ENRC could face row over £1.3bn Chinese aid By Richard Orange


 ENRC, the FTSE 100 mining giant, has yet to accept a £1.3bn Chinese loan arranged for it by the Kazakh government, putting it on course for a clash with Nursultan Nazarbayev, the country’s long-standing president.




 Mr Nazarbayev last month presented the loan from China Development Bank as one of the greatest successes of a three-day state visit to Beijing. He earmarked almost £1bn to the Sokolovsko-Sarbaiskoye iron-ore unit, and £250m for development at the company’s Kazchrome unit.
 But Zaure Zaurbekova, ENRC’s finance director, revealed in an interview with The Telegraph that the company’s management had not been involved in arranging the loan, and had yet to sanction either of the two projects.
 “We are not party to this agreement,” she said. “These two projects were included in the government’s list of 30 important industrial projects, and the government of Kazakhstan looked to the Chinese side for the possible financing of these projects.”
 She said that the company’s finance department planned to meet with Samruk-Kazyna, the Kazakh Sovereign Wealth fund which signed the loan agreement, to discuss the terms. ENRC would then benchmark any loan offered with loans available through international banks. “For us, it is very important whether this money is competitive or not,” she said.
 ENRC’s board will soon meet to discuss whether to give the go-ahead to the expansion projects at Sokolov-Sarbai and Kazchrome, she added.
 The projects, both part of the company’s investment plan when it listed on the London Stock Exchange at the end of 2007, were deferred after metals prices slumped shortly afterwards. Since then the company has instead invested in a string of acquisitions in Africa and Brazil, drawing criticism from its home country.

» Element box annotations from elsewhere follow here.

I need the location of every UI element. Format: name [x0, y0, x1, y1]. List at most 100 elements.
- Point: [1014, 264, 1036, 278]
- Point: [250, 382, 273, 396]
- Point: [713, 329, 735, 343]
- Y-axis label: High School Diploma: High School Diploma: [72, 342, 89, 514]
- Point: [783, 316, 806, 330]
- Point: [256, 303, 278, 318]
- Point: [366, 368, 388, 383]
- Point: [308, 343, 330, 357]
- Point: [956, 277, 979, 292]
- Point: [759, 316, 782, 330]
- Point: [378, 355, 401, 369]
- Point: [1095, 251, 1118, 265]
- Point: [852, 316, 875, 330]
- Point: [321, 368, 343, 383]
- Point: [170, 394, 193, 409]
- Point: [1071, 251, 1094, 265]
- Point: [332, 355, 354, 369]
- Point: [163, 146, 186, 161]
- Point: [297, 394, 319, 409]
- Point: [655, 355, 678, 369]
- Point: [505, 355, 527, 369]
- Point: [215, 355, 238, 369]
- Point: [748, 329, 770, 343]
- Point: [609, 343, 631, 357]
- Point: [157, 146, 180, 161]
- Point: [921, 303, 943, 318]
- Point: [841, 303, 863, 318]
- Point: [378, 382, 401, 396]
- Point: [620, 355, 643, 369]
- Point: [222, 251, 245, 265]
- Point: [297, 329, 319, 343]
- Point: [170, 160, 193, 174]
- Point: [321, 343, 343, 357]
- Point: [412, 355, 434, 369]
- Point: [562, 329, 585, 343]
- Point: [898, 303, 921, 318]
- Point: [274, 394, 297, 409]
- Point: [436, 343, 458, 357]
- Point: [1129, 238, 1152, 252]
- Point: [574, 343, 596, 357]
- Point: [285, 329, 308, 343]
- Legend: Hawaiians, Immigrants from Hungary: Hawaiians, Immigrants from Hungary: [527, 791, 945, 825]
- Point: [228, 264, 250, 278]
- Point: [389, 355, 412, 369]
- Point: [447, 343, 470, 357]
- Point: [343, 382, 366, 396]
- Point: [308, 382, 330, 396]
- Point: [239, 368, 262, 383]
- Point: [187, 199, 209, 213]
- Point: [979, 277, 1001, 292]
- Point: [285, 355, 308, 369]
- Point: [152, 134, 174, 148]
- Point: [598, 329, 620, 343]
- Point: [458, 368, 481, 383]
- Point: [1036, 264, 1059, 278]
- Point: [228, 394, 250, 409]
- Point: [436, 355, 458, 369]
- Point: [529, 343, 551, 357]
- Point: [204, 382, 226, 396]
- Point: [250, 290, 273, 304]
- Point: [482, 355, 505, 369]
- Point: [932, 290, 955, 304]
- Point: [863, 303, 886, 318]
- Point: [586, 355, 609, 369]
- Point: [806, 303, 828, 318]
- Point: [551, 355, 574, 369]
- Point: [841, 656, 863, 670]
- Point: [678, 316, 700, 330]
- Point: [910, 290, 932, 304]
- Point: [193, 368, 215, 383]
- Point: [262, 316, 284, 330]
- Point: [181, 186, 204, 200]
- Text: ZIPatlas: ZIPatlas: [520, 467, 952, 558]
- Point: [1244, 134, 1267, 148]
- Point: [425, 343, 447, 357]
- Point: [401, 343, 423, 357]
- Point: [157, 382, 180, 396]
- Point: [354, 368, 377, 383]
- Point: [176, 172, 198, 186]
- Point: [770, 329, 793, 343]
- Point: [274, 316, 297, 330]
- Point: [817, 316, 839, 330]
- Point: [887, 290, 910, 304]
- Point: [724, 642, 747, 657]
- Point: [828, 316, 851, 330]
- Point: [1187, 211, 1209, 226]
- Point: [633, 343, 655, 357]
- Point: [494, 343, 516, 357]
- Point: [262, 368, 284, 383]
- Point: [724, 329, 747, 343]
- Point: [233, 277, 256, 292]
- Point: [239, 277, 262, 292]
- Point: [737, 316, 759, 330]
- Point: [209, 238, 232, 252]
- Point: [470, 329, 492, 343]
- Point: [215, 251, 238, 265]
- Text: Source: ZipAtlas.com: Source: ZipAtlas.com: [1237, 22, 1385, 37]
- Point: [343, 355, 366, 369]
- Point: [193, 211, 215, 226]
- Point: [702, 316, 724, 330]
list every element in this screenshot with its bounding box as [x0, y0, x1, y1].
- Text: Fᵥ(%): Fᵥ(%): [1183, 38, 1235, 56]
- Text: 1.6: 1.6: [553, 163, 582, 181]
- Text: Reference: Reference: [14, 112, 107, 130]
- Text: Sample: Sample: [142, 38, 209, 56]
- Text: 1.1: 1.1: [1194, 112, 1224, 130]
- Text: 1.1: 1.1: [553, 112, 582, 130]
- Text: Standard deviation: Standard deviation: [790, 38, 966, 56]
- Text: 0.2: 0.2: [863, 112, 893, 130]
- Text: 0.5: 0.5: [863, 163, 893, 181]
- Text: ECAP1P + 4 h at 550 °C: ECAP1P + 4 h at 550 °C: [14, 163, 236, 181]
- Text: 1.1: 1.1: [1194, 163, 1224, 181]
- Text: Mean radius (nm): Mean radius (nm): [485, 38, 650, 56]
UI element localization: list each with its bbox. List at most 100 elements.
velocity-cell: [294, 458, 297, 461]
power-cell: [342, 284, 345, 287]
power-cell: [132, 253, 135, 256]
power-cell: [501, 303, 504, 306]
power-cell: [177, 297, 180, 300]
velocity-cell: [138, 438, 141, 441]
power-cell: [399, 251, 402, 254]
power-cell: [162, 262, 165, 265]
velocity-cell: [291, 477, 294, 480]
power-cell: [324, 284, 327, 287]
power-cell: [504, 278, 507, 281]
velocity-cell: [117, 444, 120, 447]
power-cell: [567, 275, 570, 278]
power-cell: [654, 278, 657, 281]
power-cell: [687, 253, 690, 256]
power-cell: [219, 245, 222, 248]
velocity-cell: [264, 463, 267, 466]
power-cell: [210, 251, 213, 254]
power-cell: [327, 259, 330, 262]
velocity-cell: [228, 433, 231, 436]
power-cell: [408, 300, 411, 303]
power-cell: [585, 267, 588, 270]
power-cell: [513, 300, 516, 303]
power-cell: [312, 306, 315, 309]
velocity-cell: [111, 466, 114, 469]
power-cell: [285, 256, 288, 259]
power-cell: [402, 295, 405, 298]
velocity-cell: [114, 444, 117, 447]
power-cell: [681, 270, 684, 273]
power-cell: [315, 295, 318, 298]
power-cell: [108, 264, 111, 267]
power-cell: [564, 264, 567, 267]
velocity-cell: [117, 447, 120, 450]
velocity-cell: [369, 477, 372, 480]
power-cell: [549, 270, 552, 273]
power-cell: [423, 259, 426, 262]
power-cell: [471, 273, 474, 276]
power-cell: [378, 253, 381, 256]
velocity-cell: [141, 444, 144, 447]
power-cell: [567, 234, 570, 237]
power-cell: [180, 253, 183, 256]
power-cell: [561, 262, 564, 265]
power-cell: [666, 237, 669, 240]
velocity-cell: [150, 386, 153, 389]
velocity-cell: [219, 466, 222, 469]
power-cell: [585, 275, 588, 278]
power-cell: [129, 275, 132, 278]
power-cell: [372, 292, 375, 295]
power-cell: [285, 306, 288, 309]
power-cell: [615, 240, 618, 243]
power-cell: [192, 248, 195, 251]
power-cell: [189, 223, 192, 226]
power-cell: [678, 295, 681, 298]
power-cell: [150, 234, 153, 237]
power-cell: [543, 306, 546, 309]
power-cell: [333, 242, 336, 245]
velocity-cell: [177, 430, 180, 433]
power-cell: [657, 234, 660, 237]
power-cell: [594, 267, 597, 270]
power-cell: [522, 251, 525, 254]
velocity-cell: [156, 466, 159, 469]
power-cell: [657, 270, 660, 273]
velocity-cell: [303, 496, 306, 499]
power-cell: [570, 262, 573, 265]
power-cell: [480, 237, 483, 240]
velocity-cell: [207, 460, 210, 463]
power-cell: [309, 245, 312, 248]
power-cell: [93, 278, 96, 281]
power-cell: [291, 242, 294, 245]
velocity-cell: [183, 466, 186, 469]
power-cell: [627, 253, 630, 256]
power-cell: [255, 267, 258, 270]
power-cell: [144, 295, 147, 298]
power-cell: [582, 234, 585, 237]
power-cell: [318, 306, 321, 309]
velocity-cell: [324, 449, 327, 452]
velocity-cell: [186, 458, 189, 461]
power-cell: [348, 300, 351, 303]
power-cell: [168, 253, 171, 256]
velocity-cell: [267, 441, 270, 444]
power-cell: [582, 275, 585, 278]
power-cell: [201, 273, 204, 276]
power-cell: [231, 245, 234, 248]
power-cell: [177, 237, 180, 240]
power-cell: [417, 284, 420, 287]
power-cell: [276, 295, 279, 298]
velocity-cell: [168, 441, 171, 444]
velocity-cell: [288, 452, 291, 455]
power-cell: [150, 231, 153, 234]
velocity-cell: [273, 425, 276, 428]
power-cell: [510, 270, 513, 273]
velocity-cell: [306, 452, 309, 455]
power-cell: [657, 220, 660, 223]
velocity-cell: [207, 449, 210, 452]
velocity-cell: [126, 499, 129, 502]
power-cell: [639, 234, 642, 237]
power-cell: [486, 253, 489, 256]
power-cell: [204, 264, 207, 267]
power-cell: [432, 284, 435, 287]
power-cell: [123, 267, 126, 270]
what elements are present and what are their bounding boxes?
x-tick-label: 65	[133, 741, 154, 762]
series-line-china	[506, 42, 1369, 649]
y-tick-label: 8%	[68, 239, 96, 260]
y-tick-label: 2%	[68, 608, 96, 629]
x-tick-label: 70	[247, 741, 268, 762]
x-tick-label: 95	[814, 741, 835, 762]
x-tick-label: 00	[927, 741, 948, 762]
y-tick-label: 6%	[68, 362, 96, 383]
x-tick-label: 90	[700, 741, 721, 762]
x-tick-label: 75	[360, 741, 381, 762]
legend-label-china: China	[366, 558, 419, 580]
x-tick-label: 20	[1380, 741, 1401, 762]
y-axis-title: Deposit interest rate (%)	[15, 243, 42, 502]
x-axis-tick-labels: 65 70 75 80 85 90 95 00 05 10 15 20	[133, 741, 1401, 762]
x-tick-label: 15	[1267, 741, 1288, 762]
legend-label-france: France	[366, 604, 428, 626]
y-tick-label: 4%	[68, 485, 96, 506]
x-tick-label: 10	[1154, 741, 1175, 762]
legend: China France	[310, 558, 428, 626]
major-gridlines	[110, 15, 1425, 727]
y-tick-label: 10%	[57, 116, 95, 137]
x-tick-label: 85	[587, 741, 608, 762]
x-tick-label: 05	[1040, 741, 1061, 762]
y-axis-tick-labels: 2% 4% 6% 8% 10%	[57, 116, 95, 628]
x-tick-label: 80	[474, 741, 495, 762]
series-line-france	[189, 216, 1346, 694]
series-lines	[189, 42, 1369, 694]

 The company said at last week’s preliminary results that a feasibility study into the construction of a high quality pelletiser plant and a hot briquetted iron (HBI) plant, the most important planned investments at its iron ore business, was still ongoing, and would be completed by 2014, if sanctioned by the board.
 Ms Zaurbekova said ENRC’s management had only been informed of plans for a loan for ENRC in December, by which time talks between Samruk-Kazyna and China Development Bank were already far-advanced.